In an extraordinary visual effort to bring together diverse religious communities, the Buddhist goddess Hariti in Gandhara began to be shown with children that came from Egypt, Iran, Lebanon, Syria, Greece, and mainland India. Viewed from the perspective of these diverse children, she might not actually have been the Buddhist Hariti to them all. While the Greeks thought of her as Demeter, the Egyptians probably regarded her as Isis, and the Hindus as a matrika. In an age of diaspora, we often think about how a single image can be made to communicate to diverse people. What can the art of Gandhara tell us?
Similarly, an image for the Bodhisattva Vajrapani was created in such a way that he could be read either as the Zoroastrian Behram, or the Roman Hercules. Indra doubled as Zeus; Shiva as Oesho and Dionysius.

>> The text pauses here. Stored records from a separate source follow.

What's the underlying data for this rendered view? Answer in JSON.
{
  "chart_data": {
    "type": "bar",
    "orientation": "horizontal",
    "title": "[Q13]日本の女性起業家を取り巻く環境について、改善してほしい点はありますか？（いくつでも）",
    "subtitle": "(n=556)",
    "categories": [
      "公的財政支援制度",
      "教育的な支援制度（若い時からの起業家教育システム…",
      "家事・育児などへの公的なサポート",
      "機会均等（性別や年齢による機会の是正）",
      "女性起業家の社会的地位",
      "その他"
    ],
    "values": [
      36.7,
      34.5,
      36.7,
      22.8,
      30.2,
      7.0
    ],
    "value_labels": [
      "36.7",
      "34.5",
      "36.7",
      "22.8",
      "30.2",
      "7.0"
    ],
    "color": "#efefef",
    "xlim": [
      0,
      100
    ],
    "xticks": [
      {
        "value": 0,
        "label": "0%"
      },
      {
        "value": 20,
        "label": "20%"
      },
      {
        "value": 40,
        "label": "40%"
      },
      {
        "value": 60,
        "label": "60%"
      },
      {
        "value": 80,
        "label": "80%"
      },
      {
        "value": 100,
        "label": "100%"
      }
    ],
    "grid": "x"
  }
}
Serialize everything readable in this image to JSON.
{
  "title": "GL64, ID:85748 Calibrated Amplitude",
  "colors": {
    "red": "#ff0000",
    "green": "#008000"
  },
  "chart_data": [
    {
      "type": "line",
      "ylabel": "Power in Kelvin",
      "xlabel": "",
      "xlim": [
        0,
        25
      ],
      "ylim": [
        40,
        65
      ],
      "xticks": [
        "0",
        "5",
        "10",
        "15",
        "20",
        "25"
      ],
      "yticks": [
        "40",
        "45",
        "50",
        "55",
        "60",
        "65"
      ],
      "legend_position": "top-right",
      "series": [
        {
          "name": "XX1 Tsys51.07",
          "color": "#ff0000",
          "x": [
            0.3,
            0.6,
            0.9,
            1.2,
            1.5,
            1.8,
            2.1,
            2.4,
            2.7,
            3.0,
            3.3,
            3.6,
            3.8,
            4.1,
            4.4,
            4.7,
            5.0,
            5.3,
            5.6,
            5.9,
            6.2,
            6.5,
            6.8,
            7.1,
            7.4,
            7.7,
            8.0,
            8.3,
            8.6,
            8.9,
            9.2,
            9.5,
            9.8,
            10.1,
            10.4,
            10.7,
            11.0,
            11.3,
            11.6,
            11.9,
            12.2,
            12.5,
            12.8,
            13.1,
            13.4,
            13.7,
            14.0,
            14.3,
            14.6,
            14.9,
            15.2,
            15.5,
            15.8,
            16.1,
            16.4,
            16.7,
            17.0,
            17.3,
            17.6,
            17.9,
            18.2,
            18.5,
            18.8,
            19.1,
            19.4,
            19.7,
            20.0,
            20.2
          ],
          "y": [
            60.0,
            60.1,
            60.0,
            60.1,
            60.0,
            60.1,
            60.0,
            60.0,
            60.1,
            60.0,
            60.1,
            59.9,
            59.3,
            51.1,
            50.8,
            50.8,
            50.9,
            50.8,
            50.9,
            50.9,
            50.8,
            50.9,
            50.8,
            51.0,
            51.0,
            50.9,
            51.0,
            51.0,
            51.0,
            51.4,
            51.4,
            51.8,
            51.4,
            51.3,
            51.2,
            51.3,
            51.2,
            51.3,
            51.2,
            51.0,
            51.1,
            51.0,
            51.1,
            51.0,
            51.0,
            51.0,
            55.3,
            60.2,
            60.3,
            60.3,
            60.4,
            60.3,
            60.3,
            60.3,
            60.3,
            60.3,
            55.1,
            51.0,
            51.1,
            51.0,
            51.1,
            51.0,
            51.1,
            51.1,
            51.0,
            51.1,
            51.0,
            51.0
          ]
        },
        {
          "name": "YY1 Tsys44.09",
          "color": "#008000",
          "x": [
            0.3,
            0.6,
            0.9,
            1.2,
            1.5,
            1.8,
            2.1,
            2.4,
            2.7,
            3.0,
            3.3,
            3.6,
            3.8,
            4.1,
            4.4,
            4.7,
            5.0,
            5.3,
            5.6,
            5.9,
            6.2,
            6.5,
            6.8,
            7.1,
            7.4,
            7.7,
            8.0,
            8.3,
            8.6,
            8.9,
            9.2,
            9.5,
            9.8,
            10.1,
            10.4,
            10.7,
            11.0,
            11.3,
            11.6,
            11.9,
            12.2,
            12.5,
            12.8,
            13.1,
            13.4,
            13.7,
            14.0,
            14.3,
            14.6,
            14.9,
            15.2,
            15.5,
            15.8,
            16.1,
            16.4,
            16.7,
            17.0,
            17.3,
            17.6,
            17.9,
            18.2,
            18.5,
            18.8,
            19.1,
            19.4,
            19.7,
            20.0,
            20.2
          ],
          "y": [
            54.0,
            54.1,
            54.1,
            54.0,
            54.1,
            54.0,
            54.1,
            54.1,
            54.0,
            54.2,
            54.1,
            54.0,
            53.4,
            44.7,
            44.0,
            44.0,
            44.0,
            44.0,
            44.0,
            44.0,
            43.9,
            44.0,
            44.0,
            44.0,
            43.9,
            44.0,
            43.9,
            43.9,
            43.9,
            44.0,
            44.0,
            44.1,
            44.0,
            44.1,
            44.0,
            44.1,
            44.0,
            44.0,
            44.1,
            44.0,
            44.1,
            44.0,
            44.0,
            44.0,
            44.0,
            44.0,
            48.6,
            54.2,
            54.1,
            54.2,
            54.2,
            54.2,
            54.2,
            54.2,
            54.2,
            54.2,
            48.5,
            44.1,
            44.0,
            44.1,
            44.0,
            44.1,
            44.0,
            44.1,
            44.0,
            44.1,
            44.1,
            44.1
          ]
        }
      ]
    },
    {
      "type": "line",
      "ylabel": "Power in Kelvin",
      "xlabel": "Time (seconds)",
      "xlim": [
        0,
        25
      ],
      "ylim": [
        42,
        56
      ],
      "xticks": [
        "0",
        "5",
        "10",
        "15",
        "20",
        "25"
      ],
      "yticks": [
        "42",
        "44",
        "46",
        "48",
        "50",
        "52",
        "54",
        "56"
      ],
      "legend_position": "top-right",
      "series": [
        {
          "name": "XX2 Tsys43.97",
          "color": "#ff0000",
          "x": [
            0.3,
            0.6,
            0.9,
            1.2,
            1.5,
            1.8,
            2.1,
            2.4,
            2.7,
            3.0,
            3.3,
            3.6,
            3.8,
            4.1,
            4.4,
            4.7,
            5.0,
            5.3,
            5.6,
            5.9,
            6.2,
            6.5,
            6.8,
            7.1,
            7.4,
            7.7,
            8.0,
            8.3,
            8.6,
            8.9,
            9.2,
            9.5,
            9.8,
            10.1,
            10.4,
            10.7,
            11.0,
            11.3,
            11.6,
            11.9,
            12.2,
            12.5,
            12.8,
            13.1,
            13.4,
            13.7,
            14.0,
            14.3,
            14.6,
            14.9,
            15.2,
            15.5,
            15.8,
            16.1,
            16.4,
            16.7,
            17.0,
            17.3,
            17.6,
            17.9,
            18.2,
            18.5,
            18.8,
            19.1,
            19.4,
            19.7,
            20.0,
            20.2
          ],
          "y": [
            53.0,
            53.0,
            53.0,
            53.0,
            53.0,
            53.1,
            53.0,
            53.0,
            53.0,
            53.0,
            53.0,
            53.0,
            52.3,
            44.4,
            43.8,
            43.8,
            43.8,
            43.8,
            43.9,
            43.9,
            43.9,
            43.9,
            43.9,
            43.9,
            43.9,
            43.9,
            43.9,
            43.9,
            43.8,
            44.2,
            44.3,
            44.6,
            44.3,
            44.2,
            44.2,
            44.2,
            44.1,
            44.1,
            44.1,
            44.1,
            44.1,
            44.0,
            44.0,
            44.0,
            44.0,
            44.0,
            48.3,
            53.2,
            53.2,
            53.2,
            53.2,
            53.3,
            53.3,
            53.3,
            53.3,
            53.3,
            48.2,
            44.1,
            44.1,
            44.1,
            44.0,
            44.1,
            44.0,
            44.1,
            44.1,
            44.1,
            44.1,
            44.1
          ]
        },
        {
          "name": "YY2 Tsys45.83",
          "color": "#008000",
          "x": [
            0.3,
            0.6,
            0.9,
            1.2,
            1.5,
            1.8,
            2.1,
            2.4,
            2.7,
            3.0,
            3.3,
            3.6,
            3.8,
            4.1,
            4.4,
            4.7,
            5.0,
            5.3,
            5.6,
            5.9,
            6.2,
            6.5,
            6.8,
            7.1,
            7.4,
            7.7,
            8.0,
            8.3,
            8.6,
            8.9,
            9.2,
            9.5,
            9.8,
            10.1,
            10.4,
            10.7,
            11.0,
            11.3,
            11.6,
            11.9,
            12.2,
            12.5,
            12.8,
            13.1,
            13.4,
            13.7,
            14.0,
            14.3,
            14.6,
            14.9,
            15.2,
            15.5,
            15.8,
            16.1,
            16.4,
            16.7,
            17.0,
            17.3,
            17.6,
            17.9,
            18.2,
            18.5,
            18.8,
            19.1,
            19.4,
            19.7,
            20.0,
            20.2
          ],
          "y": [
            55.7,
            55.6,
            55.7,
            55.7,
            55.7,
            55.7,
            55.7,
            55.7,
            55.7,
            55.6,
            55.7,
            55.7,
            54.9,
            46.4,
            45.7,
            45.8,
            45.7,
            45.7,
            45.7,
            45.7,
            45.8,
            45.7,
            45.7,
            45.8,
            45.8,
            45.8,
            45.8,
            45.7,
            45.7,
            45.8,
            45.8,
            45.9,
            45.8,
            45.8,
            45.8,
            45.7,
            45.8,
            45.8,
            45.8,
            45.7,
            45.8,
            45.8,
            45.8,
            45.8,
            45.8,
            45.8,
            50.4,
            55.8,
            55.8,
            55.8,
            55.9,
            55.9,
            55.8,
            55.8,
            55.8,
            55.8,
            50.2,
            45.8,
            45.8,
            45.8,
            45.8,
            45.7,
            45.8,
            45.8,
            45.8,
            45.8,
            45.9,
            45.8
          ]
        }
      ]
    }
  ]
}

This talk provides a close reading of some of these extraordinary iconographic developments in Gandhara in order to show what kind of images emerged in that multicultural society. Images, it will be seen, can be polyvalent, or sometimes syncretic; however, as we shall see in this talk they also accommodate differences.
In cooperation with the Goethe-Institut
Naman P. Ahuja is a expert on Indian sculpture and iconography. He is Professor of Indian Art and Architecture at Jawaharlal Nehru University in New Delhi and Editor of Marg. He is widely published: as a Fellow at the Ashmolean Museum, Oxford, he authored a comprehensive catalog of its ancient Indian collections. His book The Making of the Modern Indian Artist-Craftsman: Devi Prasad (Routledge, 2011), provided a case study of the impact of the Arts and Crafts Movement on India. The Body in Indian Art and Thought (Ludion, Antwerp, 2013, also in French and Dutch) explores a variety of historic and aesthetic approaches to what drives people to make images. And most recently, The Arts and Interiors of Rashtrapati Bhavan: Lutyens and Beyond, (co-edited with Partha Mitter, Publications Division of India 2016), explores the politics of the interior design of the presidential palace in India. He has been the curator in charge of Indian sculpture at the British Museum in addition to curating several exhibitions independently, and has been a visiting professor at the University of Zurich, the Kunsthistorisches Institut in Florence, the University of Alberta in Edmonton, and at SOAS, his alma mater.